Streamline Operations
Operational efficiency lies at the core of a successful business and dental practice. To that effect, you might want to invest in tools that allow you to do more with less (staff and time, that is), avoid non-value-added activities (busywork), and automate as much of your practice operations as possible. A few of these may include:
- Staff Support Tools: automated time clock, payroll reports, office planner with schedule templates, holidays, multiple schedule books per office and per provider, etc.
- Patient Traffic Flow Management (Lighting): Minimize patient wait and help manage patient flow using integrated timers (per patient and averages)
- Integrated imaging (2D and 3D): Use one-step capture through built-in bridging for all of your X-ray, cameras, and optical scanning equipment (ex: intraoral, 3D, and facial pictures)
- Integrated Financials: Automated patient ledgers, patient/responsible party/family financial statements, built-in payment acceptance with posting to ledgers, accounting review with export to QuickBooks or any other accounting system
- Automated Patient Engaging Tools (Email and SMS): Appointment reminders with actionable patient controls (confirm/cancel/reschedule), missed appointment notifications, patient recall notifications, etc.
- Online Patient Self-Service Tools: self-schedule, self-reschedule, self-register, make payments through a secure patient portal, electronic forms, electronic signatures, etc.
Patient Acquisition
A solid and growing patient base is the cornerstone of any flourishing dental practice. Successful business managers use the following tools:
- An Original Website: An aesthetically pleasing, inviting website that showcases you, your friendly staff, what you do, and your best “before and after” success stories to catch the eye of patients. Too many such websites, however, have become commoditized via a “cookie cutter” website design firm – usually endorsed by the ADA or the AAO- and have difficulty standing out from competitors. The key to success here is not necessarily fancy graphics or videos, but content.
- Convenient Scheduling: Make it convenient for new patients to schedule their first appointment by integrating your practice management’s scheduler within your website – if supported by your practice management software, that is – or via a third-party patient self-service linked to your practice management software, like ZocDoc. Only having an appointment request form on your website with one of your staff members calling the patient back is less than ideal, but it’s still better than nothing.
- Paid Search: Supplement and promote your website through SEO, Google Paid Ads, Facebook ads, etc. Here the use of a competent third-party digital marketing agency might help because of the need to select the right search keywords relative to your geography, and to constantly generate relevant content to drive new traffic to your website.

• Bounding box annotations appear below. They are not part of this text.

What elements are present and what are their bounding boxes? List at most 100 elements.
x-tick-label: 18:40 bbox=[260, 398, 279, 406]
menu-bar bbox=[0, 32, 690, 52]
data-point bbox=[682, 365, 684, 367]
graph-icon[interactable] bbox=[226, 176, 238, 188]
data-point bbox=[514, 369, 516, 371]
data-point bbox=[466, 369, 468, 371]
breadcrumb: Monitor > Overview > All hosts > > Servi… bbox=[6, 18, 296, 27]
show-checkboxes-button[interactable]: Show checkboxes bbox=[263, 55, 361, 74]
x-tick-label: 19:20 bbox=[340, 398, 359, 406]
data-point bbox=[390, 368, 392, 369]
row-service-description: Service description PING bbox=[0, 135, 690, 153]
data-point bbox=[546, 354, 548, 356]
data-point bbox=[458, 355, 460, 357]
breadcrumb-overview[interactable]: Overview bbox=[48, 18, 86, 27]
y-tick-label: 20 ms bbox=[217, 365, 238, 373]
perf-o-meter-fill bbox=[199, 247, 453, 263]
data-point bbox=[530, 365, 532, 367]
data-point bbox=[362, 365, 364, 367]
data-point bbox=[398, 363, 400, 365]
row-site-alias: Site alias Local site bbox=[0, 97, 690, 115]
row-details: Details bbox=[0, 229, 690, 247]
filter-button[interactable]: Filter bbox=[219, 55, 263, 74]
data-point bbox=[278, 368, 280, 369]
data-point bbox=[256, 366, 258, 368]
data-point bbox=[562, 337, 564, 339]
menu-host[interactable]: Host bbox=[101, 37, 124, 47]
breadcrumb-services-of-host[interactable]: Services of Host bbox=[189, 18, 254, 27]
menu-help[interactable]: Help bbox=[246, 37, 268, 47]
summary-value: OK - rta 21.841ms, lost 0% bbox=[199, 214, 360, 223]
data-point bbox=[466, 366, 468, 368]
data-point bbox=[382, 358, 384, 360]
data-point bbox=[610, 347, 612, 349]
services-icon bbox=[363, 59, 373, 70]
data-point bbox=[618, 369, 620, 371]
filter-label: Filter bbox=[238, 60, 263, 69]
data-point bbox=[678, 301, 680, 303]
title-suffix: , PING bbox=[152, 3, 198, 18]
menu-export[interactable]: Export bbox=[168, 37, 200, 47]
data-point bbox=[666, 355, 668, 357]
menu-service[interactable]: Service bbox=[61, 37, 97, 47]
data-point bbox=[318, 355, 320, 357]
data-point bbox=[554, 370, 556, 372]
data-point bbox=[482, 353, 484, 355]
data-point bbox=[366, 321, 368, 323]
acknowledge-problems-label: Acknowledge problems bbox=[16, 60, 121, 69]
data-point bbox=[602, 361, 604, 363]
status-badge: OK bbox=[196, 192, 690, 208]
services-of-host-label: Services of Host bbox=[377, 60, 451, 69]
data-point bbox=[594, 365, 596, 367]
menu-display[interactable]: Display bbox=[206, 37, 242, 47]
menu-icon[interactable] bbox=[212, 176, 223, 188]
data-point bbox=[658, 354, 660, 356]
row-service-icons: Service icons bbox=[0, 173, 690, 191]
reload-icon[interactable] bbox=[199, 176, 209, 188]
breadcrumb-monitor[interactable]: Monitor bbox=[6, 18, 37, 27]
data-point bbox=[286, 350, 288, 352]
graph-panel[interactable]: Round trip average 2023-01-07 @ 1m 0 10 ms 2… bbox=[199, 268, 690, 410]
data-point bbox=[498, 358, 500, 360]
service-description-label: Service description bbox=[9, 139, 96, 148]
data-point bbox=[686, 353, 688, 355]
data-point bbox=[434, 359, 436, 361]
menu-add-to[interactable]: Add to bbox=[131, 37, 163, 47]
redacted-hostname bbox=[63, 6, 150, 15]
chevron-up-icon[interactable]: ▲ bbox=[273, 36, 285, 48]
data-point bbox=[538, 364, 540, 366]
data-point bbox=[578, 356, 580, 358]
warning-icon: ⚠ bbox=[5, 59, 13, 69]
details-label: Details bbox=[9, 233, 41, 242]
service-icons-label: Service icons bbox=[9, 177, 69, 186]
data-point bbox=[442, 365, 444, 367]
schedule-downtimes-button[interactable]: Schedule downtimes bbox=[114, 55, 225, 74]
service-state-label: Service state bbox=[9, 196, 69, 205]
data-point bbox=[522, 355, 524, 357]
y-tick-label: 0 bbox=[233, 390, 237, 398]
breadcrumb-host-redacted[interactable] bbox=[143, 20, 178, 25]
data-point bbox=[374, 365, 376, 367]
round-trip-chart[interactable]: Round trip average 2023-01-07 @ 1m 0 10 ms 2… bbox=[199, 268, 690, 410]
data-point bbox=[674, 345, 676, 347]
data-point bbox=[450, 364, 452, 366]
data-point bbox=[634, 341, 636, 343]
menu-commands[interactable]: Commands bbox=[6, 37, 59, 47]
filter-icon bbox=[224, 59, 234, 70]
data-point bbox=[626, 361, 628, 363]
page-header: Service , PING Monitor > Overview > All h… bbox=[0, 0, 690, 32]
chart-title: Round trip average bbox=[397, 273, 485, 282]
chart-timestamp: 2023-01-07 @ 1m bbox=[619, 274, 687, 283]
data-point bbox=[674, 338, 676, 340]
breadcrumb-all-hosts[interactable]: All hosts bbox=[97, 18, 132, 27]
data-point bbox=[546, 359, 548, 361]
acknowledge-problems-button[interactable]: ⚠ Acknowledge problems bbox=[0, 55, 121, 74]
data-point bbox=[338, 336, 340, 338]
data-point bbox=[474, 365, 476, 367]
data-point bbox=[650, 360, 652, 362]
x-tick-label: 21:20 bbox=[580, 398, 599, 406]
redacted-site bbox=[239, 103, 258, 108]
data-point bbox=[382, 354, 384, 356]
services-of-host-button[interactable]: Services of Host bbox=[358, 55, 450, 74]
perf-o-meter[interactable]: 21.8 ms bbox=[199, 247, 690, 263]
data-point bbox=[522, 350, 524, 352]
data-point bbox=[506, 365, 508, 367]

- Request Social Media Reviews: Solicit social media reviews from your patients at the appropriate time in their treatment. If you are an orthodontist, do not ask your patients to rate you when the braces go on (they will be in pain and discomfort at that time) but wait until the braces come off so they can see their new smile in the mirror and give you an excellent review. Bad reviews will sink ships – you want a constant stream of overwhelmingly good reviews so they can overpower the occasional disgruntled patient who is out to get you. You should look for a practice management software that can automate this process.
As you embark on the journey of opening and operating a new or expanded dental practice, consider upfront planning and careful attention to detail to understand all of these dimensions before you take the leap so you can avoid all the common pitfalls and be in control of your successful practice instead of the other way around.